The spatial patterns of the degree of correspondence between any landscape configuration and the landscape configuration represented by a given stratification unit are defined as the landscape similarity. The landscape similarity is represented by a raster layer of continuous values, which results from the cell-wise aggregation of the spatial signatures of multiple classification units. This aggregation is possible because any given stratification unit is the result of the spatial intersection of multiple classification units, commonly one per landscape factor or factor scale (see Figure 2 and 3). Moreover, each classification unit has one spatial signature associated with it. Therefore, any given stratification unit will be associated with multiple spatial signatures, which can be cell-wise aggregated to calculate the landscape similarity. Figure 12 shows an example of the calculation process for a layer of landscape similarity to stratification unit.
The function similarity()
calculates the landscape similarity layer for each
stratification units in a given set (with the set being represented by a
single-layer SpatRaster
object), as shown in the following example. The
argument su.code
indicates the name of the landscape factors/factor scales
used to create the stratification units, and the digit position (start, end) of
the classification units’ ID in the stratification unit’s numeric code.

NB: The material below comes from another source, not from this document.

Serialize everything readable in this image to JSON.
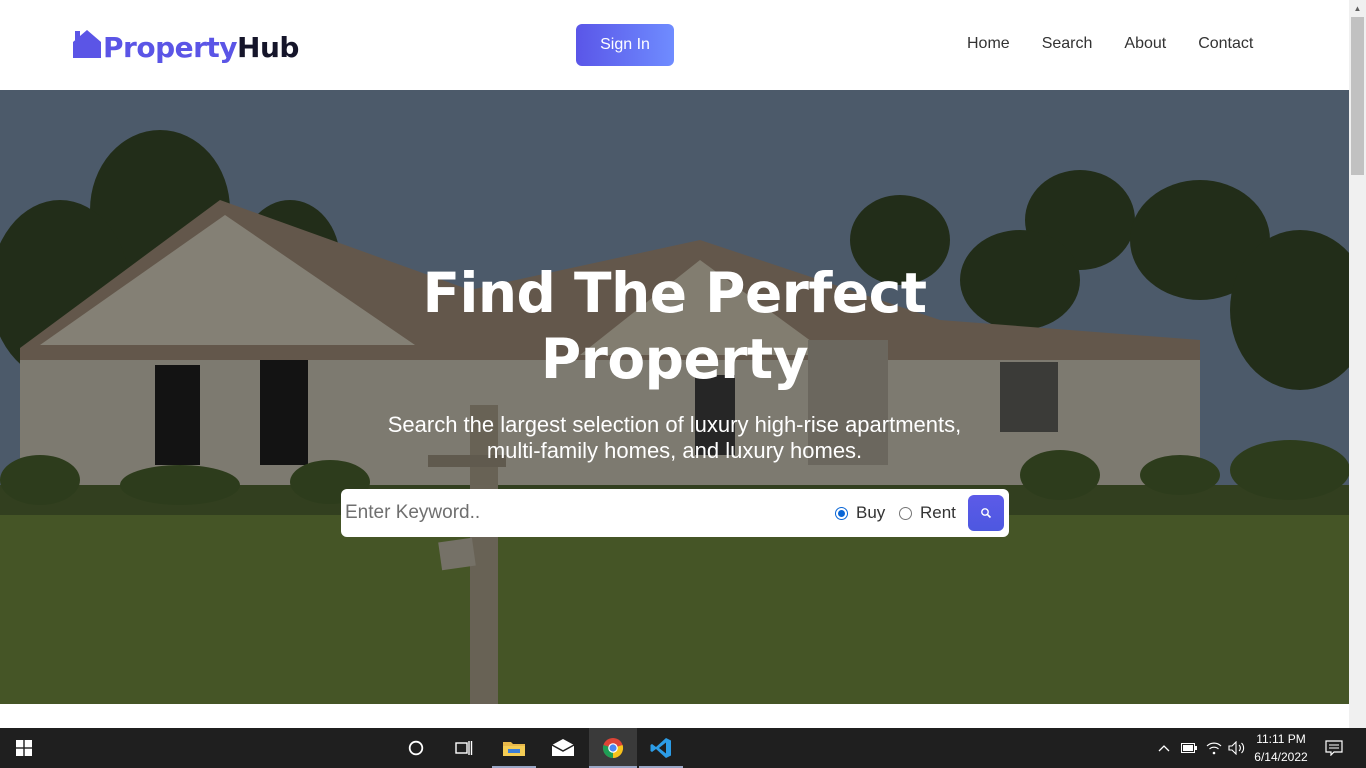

# Multi-layer SpatRaster with spatial signatures of classification units
clim.sig <- rast(list.files(pattern = "climate_")) # For climatic units
mat.sig <- rast(list.files(pattern = "material_")) # For soil parent material units
terr.sig <- rast(list.files(pattern = "terrain_")) # For terrain units
# Single-layer SpatRaster of stratification units
su <- rast("su.tif")
# Landscape similarity to stratification units
su.ls <- similarity(su.rast = su, sig.rast = c(clim.sig, mat.sig, terr.sig),
su.code = list(climate = c(1, 1), material = c(2, 2),
terrain = c(3, 3)))
# Plot results
figure(12, d = list(su.ls, su, clim.sig, mat.sig, terr.sig))
Stratified sampling is an efficient technique for achieving an adequate representation of environmental variability, reducing cost of field work, and improving modeling with limited observations (Austin and Heyligers 1989; Wessels et al. 1998; Guisan and Zimmermann 2000; Zhu et al. 2008; West et al. 2016). Accordingly, sampling with rassta to select observations/sampling locations is performed in a stratified fashion using stratification units. Additionally, the raster layers of landscape similarity to stratification units can be included in the sampling process. Including the landscape similarity layers results in a non-probability sample. For each stratification unit, the sampling process selects the observation(s)/sampling location(s) at the raster cell where the highest landscape similarity value occurs, resulting in a stratified, non-probability sample that is biased towards maximizing the representativeness of landscape configurations. This idea of biased, stratified sampling is based on the work of Gillison (1983); Gillison and Brewer (1985), Austin and Heyligers (1989), and Zhu et al. (2008). These authors have suggested that bias related to landscape configurations is relevant for the maximization of environmental representativeness, detection of maximum diversity, and representation of non-stochastic control-response relationships.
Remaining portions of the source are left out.